Intel goes all-out to compete with ARM in tablets
IDG News Service - Intel is speeding up the release of tablet chips in an attempt to close the power and performance gap with ARM, which dominates the tablet market, analysts said this week.
Intel said this week that it was accelerating the release of its Atom chips for tablets, breaking a traditionally long wait cycle to upgrade the low-power processors. In 2013, the company will release an Atom chip for tablets that an Intel executive said will put the company's offering on par with ARM processors in performance and power consumption.

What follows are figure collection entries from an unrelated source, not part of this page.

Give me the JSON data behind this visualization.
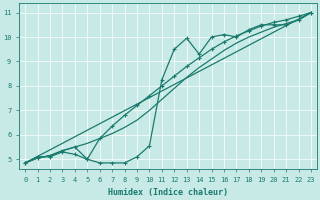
{
  "xlabel": "Humidex (Indice chaleur)",
  "plot_bg_color": "#c8eae6",
  "grid_color": "#ffffff",
  "line_color": "#1a7a6e",
  "xlim": [
    -0.5,
    23.5
  ],
  "ylim": [
    4.6,
    11.4
  ],
  "yticks": [
    5,
    6,
    7,
    8,
    9,
    10,
    11
  ],
  "xticks": [
    0,
    1,
    2,
    3,
    4,
    5,
    6,
    7,
    8,
    9,
    10,
    11,
    12,
    13,
    14,
    15,
    16,
    17,
    18,
    19,
    20,
    21,
    22,
    23
  ],
  "series": [
    {
      "x": [
        0,
        1,
        2,
        3,
        4,
        5,
        6,
        7,
        8,
        9,
        10,
        11,
        12,
        13,
        14,
        15,
        16,
        17,
        18,
        19,
        20,
        21,
        22,
        23
      ],
      "y": [
        4.85,
        5.1,
        5.1,
        5.3,
        5.2,
        5.0,
        4.85,
        4.85,
        4.85,
        5.1,
        5.55,
        8.25,
        9.5,
        9.95,
        9.3,
        10.0,
        10.1,
        10.0,
        10.3,
        10.5,
        10.5,
        10.5,
        10.7,
        11.0
      ],
      "marker": "+",
      "markersize": 3.5,
      "linewidth": 0.9
    },
    {
      "x": [
        0,
        23
      ],
      "y": [
        4.85,
        11.0
      ],
      "marker": null,
      "markersize": 0,
      "linewidth": 0.9
    },
    {
      "x": [
        0,
        1,
        2,
        3,
        4,
        5,
        6,
        7,
        8,
        9,
        10,
        11,
        12,
        13,
        14,
        15,
        16,
        17,
        18,
        19,
        20,
        21,
        22,
        23
      ],
      "y": [
        4.85,
        5.05,
        5.15,
        5.35,
        5.5,
        5.65,
        5.85,
        6.05,
        6.3,
        6.6,
        7.0,
        7.45,
        7.9,
        8.35,
        8.75,
        9.1,
        9.45,
        9.75,
        10.0,
        10.2,
        10.4,
        10.55,
        10.7,
        11.0
      ],
      "marker": null,
      "markersize": 0,
      "linewidth": 0.9
    },
    {
      "x": [
        0,
        1,
        2,
        3,
        4,
        5,
        6,
        7,
        8,
        9,
        10,
        11,
        12,
        13,
        14,
        15,
        16,
        17,
        18,
        19,
        20,
        21,
        22,
        23
      ],
      "y": [
        4.85,
        5.05,
        5.15,
        5.35,
        5.5,
        5.0,
        5.85,
        6.35,
        6.8,
        7.2,
        7.6,
        8.0,
        8.4,
        8.8,
        9.15,
        9.5,
        9.8,
        10.05,
        10.25,
        10.45,
        10.6,
        10.7,
        10.85,
        11.0
      ],
      "marker": "+",
      "markersize": 3.5,
      "linewidth": 0.9
    }
  ]
}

ARM Holdings, which licenses processor designs and architectures, virtually dominates the tablet market as well as the smartphone business. Apple's latest A5 tablet chip used in the iPad 2 includes an ARM processor, while Hewlett-Packard's upcoming TouchPad tablet runs on Qualcomm's Snapdragon processor, which also is based on the ARM architecture. Research In Motion and Motorola also are using ARM processors in tablets.
The tablet market is new for Intel, and the company released its first true Atom tablet chip, code-named Oak Trail, at the Intel Developer Forum in Beijing this week. The company also laid out the road map for future Atom chips, which includes an Oak Trail successor called Cloverview. Cloverview will be made using a 32-nanometer manufacturing process. Further information about the chip will be discussed later this year.
About 35 Oak Trail devices are scheduled to go on sale next month. Companies including Fujitsu, Samsung and Lenovo are expected to ship tablets that will run operating systems including Microsoft Windows 7, Google's Android and Intel's Meego.
Intel will also reveal new tablet and netbook chips in 2013 that will be made with its advanced 22nm process, at which time it will be on par with ARM for power and performance, said Bill Kircos, general manager of marketing at Intel's netbook and tablet group, in an interview with the IDG News Service last week.
Intel's chips are more power-hungry than ARM processors, which are used in tablets such as Apple's iPad and Samsung's Galaxy Tab. Kircos said Intel will close the power and performance gap through smarter chip design and rapid advances in manufacturing. Intel advances its chip manufacturing process every two years and invests billions to improve chip performance and reduce leakage.
Intel's upcoming low-end smartphone chip, code-named Medfield, is also being extended to tablets, said Claudine Mangano, an Intel spokeswoman. Intel wants to offer a range of chips so it can provide tablet makers with more choice when building devices. Smartphones with the Medfield chip will be released later this year.
Intel needs to move quickly in tablets, which are eating into the sales of netbooks and low-end laptops, a staple of Intel's business, said Nathan Brookwood, principal analyst at Insight 64.